チップ内部に実装されているネットワーク処理用コプ ロセッサは10M/100MbpsのEthernetに対応したものがほとんどです(ブロードバンド・ルータ用途では,ギガビットEthernet用インターフェースを内蔵したものはまだ少ない).I/Oはシリアル・ポート,汎用I/Oといったものが代表的ですが,USB機能などを内蔵したLSIもあります.

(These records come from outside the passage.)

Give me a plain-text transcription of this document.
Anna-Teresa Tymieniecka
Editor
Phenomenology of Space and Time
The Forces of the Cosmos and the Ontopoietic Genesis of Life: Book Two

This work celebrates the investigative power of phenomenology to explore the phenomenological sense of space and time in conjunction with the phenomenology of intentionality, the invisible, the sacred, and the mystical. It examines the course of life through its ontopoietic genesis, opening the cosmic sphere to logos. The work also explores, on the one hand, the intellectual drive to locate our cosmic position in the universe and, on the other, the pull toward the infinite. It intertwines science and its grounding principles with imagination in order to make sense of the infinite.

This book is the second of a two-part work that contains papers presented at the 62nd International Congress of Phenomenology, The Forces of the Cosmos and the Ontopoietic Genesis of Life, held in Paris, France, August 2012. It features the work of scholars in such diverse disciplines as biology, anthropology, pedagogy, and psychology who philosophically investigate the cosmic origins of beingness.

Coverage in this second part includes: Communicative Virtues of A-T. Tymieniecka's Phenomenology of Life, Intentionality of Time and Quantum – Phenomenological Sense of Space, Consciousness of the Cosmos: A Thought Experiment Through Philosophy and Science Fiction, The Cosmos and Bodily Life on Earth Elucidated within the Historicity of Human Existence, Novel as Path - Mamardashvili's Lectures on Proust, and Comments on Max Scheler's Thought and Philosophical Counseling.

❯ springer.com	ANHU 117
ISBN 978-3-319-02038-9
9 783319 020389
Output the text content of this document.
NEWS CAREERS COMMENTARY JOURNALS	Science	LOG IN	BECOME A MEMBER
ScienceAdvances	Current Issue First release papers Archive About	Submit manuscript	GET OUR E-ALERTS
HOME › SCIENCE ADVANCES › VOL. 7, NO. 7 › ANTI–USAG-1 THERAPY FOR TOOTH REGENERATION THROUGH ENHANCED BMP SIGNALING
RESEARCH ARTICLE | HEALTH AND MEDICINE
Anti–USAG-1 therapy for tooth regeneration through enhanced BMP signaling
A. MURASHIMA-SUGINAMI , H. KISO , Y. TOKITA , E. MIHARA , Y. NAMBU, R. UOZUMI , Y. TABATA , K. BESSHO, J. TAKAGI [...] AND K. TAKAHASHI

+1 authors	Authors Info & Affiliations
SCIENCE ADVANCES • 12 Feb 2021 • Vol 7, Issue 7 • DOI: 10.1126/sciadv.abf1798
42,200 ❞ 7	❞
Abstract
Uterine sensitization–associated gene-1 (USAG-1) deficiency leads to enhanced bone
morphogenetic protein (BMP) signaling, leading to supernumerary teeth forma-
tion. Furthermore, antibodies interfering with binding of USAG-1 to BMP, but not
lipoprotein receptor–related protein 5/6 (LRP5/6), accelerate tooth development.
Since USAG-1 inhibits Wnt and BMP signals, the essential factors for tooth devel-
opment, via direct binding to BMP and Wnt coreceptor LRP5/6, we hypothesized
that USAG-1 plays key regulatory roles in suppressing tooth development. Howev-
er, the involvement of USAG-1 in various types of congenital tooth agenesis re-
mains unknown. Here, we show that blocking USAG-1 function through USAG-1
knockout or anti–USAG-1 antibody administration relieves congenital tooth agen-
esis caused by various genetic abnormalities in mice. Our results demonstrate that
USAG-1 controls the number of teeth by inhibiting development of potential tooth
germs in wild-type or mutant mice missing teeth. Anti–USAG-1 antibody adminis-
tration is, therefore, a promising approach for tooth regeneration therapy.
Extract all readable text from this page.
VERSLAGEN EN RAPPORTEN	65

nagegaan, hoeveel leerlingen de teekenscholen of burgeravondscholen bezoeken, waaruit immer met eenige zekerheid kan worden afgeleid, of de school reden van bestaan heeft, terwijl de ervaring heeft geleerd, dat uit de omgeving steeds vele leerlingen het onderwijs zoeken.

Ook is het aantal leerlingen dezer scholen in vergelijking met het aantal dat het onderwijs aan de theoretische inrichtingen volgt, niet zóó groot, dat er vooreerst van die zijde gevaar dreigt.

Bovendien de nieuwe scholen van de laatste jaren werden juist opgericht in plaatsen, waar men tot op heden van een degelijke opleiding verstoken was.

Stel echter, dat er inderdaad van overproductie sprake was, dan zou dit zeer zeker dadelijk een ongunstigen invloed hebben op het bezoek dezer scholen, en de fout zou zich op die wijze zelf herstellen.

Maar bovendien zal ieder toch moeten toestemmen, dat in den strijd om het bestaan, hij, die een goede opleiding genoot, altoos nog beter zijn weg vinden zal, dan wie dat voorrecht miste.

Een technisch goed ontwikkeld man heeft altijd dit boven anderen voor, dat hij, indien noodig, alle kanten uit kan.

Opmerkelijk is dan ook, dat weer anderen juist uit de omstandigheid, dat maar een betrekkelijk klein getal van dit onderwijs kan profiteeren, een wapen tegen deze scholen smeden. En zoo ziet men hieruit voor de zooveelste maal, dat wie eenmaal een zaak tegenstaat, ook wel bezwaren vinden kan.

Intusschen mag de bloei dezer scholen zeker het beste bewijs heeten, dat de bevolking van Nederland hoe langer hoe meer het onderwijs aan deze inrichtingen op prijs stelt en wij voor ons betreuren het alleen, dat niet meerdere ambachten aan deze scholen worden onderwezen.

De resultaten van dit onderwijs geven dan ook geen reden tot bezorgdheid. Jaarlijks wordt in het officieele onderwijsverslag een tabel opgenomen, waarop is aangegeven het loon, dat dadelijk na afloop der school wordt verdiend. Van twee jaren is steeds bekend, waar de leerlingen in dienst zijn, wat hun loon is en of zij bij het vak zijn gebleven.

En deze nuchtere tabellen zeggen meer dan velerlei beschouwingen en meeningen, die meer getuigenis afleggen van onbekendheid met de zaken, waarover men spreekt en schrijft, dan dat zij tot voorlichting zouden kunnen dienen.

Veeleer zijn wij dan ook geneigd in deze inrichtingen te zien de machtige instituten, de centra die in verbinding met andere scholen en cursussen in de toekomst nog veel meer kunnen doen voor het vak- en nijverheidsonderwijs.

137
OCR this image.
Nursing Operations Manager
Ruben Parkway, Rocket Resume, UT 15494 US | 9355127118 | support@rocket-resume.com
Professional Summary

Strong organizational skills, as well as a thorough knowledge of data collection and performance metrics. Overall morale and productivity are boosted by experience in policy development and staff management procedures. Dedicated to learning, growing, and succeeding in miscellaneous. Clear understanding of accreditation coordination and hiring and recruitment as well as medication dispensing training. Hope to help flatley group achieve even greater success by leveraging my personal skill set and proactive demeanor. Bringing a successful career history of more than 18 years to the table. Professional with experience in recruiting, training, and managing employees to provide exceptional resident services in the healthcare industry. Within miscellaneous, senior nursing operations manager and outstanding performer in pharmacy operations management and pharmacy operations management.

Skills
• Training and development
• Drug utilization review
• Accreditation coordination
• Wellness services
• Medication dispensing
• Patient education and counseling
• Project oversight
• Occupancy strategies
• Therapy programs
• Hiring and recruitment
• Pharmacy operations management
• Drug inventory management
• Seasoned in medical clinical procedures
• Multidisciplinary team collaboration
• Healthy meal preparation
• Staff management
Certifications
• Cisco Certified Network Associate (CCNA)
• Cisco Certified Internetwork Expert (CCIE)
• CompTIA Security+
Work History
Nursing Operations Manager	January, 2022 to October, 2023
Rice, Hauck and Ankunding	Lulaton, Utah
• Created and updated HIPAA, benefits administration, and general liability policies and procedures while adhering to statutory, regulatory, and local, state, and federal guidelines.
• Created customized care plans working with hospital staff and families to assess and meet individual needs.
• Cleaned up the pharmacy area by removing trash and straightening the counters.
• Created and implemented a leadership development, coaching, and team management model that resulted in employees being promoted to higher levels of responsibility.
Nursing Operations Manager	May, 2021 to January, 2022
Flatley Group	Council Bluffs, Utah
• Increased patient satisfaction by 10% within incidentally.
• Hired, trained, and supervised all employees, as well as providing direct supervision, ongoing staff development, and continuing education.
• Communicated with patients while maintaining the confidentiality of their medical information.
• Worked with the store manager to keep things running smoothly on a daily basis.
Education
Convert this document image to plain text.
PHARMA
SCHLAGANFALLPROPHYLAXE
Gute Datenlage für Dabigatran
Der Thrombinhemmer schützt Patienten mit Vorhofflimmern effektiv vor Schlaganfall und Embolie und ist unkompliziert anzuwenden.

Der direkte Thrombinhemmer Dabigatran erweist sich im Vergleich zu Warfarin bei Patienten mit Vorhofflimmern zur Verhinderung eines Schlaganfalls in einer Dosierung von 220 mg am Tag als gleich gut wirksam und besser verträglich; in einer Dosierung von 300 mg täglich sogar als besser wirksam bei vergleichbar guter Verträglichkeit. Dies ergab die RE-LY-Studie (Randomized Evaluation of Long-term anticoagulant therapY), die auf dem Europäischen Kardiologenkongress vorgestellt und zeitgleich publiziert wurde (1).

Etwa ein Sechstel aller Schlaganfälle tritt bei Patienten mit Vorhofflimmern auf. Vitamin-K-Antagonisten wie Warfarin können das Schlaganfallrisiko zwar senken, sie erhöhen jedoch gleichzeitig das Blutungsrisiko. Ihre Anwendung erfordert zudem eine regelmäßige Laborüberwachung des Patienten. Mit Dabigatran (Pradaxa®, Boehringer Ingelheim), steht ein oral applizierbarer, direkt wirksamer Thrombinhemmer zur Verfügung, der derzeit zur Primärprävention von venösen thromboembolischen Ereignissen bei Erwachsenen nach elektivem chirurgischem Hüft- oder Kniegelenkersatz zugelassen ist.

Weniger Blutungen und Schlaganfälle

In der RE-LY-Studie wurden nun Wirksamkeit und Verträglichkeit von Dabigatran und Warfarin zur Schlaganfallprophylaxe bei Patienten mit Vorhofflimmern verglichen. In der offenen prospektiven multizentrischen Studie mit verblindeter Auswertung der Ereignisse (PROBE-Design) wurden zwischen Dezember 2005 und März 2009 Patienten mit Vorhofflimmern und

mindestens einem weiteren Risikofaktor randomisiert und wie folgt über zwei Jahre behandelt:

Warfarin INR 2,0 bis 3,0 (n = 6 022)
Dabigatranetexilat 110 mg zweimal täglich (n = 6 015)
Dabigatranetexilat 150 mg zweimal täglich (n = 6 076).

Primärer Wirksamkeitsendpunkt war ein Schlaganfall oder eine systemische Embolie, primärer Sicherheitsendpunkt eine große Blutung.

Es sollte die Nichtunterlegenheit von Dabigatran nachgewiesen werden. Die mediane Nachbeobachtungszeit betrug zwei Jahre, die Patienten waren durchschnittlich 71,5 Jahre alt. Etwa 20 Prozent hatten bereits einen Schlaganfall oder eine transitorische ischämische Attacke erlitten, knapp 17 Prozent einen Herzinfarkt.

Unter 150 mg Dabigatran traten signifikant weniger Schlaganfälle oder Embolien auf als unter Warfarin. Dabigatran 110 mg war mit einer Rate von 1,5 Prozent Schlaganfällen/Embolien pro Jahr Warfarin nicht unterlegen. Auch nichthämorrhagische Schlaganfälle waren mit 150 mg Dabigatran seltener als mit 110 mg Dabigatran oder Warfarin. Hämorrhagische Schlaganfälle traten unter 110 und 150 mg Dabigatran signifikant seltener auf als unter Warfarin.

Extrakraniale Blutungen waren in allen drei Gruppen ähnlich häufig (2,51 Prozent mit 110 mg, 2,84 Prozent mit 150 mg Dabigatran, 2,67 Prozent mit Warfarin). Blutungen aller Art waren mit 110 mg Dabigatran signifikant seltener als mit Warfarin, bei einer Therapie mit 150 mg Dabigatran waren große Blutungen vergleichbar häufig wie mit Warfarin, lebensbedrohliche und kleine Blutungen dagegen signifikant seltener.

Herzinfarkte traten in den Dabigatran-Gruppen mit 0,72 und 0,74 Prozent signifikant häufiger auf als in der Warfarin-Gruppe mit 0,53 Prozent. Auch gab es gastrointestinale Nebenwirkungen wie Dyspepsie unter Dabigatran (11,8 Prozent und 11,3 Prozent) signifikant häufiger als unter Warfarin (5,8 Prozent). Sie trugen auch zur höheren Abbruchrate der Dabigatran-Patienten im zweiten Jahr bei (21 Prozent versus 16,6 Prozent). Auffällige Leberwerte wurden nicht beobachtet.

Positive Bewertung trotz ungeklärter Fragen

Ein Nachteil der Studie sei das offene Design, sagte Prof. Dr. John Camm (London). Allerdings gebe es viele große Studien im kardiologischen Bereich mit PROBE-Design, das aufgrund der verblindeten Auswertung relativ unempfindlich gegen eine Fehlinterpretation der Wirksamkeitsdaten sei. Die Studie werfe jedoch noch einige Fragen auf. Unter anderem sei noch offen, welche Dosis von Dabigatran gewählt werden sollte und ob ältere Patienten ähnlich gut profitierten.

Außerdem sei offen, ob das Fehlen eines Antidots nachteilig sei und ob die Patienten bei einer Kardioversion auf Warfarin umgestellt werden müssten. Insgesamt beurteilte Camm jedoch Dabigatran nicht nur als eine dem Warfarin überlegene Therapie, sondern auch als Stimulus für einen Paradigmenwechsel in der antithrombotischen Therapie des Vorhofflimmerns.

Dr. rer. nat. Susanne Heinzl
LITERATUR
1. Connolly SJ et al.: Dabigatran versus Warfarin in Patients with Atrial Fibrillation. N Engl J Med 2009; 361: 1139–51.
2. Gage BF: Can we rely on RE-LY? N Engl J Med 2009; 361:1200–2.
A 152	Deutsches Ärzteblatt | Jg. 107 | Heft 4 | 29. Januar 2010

ここで使われるネットワーク処理用コプロセッサは,単なるMAC(media access control)機能を実現しているだけでなく,メインCPUの負荷を低減させるための機能を持っているものが多いようです.また,最近ではDES(data encryption standard)やAES(advanced encryption standard)などの暗号化・復号化アルゴリズムのハードウェア回路を内蔵し,セキュリティを維持したまま高速に通信できるものが増えてきました.本稿では,その中から米国Intel社の「Intel IXP425 Network Processor(以下,IXP 425と呼ぶ)」を例にとって,実際のネットワーク・ボードのハードウェア設計について説明します.
注1;「ネットワーク・プロセッサ」は,もしかしたらどこかの半導体メーカ の造語なのかもしれない.ただ,「ネットワーク処理に関連した機能を持つCPUなのだろう」ということが連想できるネーミングではないかと思う.